I quit the hospital after 30 years and did not look back. I have never regretted that decision. Jonathan and I moved to a small town. The physical abuse stopped as it meant jail for Jonathan. So he replaced it with emotional abuse. Sometime later we learned Jonathan's son had moved back with his mother where he raped his little sister. Having been found guilty he was incarcerated and remains in prison today. After a year of emotional stress I experienced one of those Whitney Houston, "I Will Always Love You....but I'm not what you need" kinda moments. My hero; my prince and I divorced nice and legal also. As for Jonathan, I couldn't just throw away the love in my heart and like the song says, I will always love you remains but like many things you learn to live with, you stuff it back in your heart and life must go on never hearing from or seeing him again. I have managed. In the end I speculate he probably loved me and there was that possible novelty aspect. The problems with the kids were devastating to us both and provided distance as often happens in similar situations. The docs kept shoving pills at me and Jonathan dealt with life in his own way. Ineffective coping frequently breaks relationships down to nothing; Divorce. With time you forgive and dwell less on the negative and remember the good times. I know myself and take responsibility for my failings which certainly affected the union. I failed him as much as he failed me. In its brevity, I am blessed to have had the marriage and step children. I didn't expect to live this real life experience ever. When good, it was the best and there I felt loved for the first time in my life.

 

Lyric Scroller

[ Fanny Sings: ]

I often wonder why he came to me
Brought such a flame to me
Then let it die
And if another love should find my heart
It will remind my heart of your goodbye
With every new love
You'll come back to me
In other eyes it's you I see
If I love again
Though it's someone new
If I love again
It will still be you
In someone else's firm embrace
I close my eyes but see your face
If I love again
I'll find another charms
But I'll make believe
You are in my arms
And though my lips whisper "love me!"
My heart will not be true
I'll be loving you
Every time I love again...

Barbra Streisand  / Funny Lady / " If I Love Again "

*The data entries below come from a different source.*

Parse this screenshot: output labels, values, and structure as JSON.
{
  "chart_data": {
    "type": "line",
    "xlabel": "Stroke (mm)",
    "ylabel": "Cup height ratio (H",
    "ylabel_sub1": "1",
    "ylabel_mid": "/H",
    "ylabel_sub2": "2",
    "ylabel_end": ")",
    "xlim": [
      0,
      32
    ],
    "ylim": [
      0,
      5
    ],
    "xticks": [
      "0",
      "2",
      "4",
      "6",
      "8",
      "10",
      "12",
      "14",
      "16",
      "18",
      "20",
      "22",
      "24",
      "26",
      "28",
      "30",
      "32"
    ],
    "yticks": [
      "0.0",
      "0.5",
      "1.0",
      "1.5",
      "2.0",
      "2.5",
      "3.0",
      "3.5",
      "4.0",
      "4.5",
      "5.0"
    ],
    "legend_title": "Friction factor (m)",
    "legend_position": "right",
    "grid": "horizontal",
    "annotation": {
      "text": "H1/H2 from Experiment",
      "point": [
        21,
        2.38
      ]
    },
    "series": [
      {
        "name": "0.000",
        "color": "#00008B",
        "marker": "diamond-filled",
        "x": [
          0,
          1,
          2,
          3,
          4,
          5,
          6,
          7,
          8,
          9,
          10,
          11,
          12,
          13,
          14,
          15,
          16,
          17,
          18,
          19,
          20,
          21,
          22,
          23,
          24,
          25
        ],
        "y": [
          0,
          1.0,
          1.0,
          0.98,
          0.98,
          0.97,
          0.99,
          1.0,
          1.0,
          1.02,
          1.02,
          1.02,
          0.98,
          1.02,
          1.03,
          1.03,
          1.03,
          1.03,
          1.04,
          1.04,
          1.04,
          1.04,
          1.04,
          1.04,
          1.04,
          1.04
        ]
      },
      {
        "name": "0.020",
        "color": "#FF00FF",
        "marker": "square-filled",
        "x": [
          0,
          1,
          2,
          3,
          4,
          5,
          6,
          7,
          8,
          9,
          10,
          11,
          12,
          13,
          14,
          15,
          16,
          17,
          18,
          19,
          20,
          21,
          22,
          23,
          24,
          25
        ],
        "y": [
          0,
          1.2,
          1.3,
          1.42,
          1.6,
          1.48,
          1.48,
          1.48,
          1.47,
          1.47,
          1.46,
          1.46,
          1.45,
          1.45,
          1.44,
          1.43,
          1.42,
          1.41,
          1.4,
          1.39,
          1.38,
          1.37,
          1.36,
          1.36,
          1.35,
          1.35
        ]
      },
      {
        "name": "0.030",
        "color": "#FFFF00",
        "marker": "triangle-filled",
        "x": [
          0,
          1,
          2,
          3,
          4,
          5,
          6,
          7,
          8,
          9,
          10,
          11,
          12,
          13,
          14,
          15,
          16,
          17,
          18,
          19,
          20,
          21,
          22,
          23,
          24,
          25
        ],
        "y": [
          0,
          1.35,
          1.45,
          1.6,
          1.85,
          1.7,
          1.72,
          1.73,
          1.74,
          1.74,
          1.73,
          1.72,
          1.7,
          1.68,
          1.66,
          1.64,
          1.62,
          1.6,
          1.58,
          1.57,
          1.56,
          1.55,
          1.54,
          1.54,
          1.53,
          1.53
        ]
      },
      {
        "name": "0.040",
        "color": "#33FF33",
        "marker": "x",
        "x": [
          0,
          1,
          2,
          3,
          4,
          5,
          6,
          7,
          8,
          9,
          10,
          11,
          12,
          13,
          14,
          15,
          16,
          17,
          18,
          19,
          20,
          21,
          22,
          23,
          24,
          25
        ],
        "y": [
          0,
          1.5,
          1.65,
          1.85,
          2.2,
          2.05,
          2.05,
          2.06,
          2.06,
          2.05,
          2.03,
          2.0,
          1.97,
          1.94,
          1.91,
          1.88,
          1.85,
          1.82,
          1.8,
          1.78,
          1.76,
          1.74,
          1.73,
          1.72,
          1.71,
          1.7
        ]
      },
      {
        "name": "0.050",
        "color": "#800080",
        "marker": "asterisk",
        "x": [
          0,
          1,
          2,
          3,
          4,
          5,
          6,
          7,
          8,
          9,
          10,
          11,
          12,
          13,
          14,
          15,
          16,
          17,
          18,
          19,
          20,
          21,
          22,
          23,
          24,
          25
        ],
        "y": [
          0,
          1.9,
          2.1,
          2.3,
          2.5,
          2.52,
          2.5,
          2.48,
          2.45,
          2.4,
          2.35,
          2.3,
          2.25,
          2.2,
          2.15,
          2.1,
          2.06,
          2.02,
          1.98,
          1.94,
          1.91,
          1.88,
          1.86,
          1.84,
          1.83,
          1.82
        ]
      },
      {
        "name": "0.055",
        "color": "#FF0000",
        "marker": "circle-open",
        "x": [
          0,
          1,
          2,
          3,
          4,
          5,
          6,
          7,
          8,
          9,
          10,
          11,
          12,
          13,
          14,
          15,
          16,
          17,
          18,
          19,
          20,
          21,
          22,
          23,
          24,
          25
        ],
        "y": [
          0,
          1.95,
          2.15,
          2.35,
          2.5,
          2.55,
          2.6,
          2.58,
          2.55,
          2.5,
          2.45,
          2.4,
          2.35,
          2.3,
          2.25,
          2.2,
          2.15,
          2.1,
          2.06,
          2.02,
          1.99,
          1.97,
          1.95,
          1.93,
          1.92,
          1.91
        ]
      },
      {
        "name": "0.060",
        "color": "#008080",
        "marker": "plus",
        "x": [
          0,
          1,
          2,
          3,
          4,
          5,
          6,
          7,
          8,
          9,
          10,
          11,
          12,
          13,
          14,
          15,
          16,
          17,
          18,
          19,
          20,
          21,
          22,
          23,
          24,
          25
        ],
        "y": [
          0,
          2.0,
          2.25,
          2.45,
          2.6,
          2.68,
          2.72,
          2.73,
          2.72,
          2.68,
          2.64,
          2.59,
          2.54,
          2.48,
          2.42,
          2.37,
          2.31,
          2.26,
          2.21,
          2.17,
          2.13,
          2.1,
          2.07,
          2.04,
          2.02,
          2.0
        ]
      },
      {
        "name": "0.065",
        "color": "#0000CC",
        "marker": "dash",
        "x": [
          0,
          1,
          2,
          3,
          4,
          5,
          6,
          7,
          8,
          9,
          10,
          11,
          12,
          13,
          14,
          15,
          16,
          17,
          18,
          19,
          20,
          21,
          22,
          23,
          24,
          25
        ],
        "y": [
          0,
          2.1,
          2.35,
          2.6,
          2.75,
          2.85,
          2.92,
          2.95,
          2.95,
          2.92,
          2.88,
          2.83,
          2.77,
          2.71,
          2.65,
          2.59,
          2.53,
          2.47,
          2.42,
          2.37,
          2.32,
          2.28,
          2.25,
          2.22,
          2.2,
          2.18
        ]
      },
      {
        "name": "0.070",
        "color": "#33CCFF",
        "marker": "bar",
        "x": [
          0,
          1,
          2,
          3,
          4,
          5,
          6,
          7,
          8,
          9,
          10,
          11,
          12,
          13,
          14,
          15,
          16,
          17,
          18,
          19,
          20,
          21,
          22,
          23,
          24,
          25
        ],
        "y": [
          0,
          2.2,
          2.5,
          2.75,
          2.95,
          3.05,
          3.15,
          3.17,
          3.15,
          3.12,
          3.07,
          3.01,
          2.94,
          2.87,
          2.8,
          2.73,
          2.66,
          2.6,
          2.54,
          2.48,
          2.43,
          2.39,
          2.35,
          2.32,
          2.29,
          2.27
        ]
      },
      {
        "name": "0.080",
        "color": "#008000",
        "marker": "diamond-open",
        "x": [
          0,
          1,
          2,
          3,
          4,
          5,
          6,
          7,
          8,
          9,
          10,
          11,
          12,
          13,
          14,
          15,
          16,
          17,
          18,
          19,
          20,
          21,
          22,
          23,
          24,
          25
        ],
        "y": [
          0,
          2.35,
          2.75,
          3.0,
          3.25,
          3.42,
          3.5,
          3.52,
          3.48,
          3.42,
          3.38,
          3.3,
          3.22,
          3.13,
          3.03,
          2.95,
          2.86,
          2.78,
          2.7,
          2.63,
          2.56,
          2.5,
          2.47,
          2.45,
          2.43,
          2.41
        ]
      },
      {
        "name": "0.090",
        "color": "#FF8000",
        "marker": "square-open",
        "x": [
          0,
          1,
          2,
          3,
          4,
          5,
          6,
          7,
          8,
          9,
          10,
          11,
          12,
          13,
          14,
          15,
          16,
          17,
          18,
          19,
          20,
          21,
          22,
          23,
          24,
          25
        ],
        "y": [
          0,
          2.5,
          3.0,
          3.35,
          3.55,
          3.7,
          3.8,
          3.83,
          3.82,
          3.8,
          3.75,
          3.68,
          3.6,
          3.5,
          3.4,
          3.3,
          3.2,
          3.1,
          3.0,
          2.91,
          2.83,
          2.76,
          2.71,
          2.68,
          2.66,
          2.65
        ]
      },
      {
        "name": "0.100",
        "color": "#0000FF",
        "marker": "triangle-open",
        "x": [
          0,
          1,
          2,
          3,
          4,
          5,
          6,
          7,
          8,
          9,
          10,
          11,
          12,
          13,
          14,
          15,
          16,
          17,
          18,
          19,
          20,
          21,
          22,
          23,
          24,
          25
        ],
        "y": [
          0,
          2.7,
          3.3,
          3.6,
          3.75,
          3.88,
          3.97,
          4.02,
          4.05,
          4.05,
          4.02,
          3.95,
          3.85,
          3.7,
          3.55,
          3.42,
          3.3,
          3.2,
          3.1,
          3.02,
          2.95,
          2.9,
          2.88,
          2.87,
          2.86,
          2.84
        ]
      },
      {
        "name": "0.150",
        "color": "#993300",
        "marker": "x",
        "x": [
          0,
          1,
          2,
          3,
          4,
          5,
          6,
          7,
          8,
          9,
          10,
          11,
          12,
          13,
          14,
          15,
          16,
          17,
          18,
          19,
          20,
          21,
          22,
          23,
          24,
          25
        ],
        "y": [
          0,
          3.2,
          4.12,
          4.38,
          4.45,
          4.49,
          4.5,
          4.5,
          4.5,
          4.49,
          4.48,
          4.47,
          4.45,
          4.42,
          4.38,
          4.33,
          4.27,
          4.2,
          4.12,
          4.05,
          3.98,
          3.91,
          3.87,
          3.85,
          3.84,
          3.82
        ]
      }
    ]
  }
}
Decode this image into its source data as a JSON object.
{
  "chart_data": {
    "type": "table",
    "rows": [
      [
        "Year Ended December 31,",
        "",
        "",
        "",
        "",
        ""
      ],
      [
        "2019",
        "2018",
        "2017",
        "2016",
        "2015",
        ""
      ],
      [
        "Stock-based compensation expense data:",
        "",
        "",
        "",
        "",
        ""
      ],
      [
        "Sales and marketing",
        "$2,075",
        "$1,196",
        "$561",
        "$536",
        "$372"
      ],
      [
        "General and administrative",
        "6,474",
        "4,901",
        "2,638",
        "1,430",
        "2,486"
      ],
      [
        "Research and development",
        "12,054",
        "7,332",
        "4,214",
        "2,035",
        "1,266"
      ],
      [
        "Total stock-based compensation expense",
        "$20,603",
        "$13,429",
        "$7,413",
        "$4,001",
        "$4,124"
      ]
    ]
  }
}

For The Love of Jonathan. I will always miss you.
 


Artist: Wilson Phillips / Song selection: "You won't See Me Cry"
Written by Wilson Phillips, Glen Ballard
You Tube
Listen while Wilson Phillips sings best what I could not speak.
 

Now. I have to say when you go in to transition, ignoring the possibility of being without a mate the rest of your life has to be seen as a clear and real possibility (if you are truthful about your history as you should be when it comes to finding a special some one). I know some post-op women hide their history from their spouse which can become a dangerous monkey on your back. I for one could never do that even when dating. It's take me as I am and for who I am as I am expected to behave in like. I believe it levels the playing field so to speak.